Today the finale of the project: Maurice Ravel’s String Quartet in F major. Around lunchtime I drive home. I have time. I take time to watch the fields I drive by once I have left the city. Fertile land. Less herbicides than in the past. Every year I have the impression the plots with wildflowers become more numerous. I like that. I love to see the golden grain, the red poppies, the blue cornflowers and the white chamomile. Harmony, serenity, beauty – it’s all there. And it’s in Ravel’s music.
Ravel wrote this piece in 1902/03 and the French researcher Marcel Marnat considers it as the composer’s first really great work. It’s beautiful. And the recording by the Quatuor Ebène is just as beautiful which makes the set of these three quartets so precious to me. Three first class pieces performed by a truly perceptive ensemble: Debussy, Fauré, Ravel. Fauré became Ravel’s teacher after Ravel had given up on learning anything useful at the Paris Conservatory. Fauré was the reason of his return, Fauré’s opinion mattered. Therefore he dedicated the quartet to his teacher.
Debussy the saviour
As Ravel advanced with the score, he showed parts of it to Fauré, who did not react overly enthusiastic. That had more to do with Fauré’s withdrawn character than with Ravel’s piece, but Ravel was easily disturbed and considered rewriting the finale. He asked Debussy for a second opinion. “In the name of all the gods of music and in my own name, don’t touch anything you have written in your quartet!”, Debussy implored him.
A strange situation arose. While Fauré impressed Ravel a lot as a teacher and while Ravel’s long, lyrical themes come close to Fauré’s language, Ravel, probably unknown to himself, was already taking his distances from his master and following the path Debussy had taken himself some ten years earlier (see that earlier post). Marnat describes it as a “detached eloquence” that Debussy opposed to the Romantic language, a bit like Impressionist painters took an unemotional view of thei subject and tried to catch a momentary visual effect without any subjective interpretation. The extended pizzicato* in the second movement and the finale are an excellent example to illustrate this.

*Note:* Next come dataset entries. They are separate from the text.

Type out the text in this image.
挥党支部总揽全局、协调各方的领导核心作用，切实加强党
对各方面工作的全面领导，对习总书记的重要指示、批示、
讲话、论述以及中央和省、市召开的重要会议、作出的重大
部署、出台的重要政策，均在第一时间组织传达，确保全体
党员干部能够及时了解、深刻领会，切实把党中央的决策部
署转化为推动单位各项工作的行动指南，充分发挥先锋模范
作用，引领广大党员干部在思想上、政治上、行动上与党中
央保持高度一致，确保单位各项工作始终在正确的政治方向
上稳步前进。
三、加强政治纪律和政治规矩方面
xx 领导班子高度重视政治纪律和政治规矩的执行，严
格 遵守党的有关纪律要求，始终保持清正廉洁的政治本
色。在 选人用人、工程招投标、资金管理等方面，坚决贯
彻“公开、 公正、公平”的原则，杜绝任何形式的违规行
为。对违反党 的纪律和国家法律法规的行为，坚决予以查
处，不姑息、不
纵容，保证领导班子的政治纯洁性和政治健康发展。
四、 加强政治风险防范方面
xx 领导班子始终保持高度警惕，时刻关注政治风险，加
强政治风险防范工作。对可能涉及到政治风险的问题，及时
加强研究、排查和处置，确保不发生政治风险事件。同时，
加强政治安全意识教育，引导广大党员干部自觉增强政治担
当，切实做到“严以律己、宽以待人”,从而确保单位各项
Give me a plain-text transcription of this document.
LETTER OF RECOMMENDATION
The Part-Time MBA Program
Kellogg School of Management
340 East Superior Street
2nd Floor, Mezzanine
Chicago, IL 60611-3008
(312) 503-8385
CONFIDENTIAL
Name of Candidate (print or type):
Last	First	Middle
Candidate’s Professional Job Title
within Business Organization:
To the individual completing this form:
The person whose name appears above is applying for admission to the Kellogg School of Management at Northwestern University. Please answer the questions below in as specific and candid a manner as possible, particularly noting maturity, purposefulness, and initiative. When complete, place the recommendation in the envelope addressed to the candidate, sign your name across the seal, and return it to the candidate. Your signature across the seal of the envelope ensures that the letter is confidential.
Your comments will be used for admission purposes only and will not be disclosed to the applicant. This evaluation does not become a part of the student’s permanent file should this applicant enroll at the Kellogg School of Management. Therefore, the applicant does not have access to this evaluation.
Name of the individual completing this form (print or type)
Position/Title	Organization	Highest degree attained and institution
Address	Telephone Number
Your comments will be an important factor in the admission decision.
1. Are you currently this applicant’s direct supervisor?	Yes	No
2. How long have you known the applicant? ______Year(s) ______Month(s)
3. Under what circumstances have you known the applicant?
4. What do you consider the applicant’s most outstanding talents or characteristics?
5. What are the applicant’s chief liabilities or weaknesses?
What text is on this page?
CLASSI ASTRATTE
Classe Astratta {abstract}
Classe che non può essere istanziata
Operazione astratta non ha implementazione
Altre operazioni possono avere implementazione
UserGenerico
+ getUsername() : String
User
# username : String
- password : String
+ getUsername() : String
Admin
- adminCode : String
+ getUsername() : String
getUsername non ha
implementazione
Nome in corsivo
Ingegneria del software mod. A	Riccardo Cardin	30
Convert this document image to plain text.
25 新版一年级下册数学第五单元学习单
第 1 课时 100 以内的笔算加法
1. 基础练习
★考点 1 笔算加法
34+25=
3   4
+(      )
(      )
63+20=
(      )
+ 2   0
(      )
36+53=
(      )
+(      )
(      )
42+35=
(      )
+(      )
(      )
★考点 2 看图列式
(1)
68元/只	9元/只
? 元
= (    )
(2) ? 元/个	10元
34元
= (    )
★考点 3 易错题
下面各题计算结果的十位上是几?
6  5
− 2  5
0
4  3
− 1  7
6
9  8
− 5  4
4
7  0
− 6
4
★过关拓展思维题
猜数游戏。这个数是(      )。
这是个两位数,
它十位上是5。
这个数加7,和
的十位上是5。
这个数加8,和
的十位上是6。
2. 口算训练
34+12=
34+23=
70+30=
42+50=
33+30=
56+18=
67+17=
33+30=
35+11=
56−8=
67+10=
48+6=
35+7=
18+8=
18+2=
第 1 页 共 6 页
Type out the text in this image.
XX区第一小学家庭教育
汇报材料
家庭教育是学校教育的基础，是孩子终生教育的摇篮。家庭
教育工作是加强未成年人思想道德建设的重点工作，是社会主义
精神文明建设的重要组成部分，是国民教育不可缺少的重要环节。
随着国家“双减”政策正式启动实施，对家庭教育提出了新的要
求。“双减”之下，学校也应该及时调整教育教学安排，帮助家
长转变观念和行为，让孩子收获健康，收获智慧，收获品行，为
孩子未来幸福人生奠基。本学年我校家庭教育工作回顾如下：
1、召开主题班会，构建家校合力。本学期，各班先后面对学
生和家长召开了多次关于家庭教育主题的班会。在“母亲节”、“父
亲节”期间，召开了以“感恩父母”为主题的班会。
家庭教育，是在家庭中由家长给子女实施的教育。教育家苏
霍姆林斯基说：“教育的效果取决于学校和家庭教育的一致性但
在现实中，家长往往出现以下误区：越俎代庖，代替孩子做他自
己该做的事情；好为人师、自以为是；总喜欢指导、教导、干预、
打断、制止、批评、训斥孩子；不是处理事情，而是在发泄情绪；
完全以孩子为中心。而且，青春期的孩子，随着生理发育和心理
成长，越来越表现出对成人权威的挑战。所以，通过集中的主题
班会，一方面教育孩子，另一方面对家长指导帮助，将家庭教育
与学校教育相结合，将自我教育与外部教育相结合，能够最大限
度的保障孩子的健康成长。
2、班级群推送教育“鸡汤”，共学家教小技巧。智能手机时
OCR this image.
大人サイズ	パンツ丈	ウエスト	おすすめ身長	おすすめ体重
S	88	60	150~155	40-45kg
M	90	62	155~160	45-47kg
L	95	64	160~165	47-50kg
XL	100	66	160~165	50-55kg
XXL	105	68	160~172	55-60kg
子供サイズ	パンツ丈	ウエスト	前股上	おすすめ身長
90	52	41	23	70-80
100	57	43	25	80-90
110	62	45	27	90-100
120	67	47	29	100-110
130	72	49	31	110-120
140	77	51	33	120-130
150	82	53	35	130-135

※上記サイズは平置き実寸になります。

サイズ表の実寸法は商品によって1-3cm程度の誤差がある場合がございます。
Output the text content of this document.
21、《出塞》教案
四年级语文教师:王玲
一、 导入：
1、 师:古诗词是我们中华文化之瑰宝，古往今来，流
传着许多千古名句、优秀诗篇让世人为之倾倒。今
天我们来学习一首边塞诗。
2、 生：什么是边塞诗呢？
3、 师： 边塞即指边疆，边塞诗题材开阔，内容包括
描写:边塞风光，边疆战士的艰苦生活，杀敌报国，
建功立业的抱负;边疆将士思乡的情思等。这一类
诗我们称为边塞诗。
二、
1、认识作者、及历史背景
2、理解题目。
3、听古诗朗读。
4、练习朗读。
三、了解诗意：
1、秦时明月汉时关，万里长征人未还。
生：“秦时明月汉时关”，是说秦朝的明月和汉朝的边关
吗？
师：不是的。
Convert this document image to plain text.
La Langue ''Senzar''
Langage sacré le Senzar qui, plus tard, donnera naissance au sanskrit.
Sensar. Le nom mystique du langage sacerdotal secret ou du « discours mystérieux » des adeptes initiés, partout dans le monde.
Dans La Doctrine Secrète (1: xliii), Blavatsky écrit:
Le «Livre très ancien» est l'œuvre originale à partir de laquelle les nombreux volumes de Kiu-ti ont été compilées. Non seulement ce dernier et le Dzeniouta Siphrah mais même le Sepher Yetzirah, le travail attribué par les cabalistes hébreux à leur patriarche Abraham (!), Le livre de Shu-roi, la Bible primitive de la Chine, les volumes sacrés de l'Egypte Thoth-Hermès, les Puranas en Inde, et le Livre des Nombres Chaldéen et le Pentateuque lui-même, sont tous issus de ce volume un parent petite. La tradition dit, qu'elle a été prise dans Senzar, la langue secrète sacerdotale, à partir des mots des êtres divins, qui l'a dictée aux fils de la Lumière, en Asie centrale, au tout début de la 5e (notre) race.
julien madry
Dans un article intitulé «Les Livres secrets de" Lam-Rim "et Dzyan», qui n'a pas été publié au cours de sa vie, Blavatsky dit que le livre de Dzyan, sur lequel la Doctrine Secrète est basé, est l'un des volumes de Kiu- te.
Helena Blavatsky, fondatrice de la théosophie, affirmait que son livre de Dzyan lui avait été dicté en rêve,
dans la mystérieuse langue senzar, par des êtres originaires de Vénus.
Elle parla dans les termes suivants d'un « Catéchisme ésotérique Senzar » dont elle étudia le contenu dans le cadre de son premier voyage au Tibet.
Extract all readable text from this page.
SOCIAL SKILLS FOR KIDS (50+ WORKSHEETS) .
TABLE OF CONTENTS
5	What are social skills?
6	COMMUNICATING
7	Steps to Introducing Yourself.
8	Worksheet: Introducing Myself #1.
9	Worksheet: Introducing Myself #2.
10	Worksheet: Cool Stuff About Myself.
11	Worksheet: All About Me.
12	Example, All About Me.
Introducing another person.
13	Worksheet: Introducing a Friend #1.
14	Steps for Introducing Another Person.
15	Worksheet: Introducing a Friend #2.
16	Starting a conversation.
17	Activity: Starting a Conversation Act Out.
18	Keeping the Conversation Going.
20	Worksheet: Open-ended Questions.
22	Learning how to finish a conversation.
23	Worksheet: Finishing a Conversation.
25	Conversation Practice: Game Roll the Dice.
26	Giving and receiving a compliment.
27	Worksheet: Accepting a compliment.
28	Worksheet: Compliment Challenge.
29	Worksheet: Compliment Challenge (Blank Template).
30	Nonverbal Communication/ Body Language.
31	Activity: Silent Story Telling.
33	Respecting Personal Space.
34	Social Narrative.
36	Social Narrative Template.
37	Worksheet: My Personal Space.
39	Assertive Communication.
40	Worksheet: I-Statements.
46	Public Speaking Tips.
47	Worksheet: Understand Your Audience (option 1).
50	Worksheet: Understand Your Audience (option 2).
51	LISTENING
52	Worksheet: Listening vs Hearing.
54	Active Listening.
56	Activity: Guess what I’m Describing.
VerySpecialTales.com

Marnat observes another highly intersting thing: Ravel’s quartet is on of the last quartets written in the classical form. In 1904 and in 1907/08 respectively Arnold Schönberg would write his first two string quartets – for the second one see here – which the scholar situates at the “antipodes of the rules observed by Ravel”. With the invention of 12-tone-serialism and total serialism (Boulez), chamber music in Western Europe would head into a strange, new world of sound shapes. Marnat wonders why. “There is not a shadow of fatigue or decadence [in Ravel’s quartet], much to the contrary a superb psychic vitality [and] an impressive clarity as far as aesthetics are concerned.” I agree.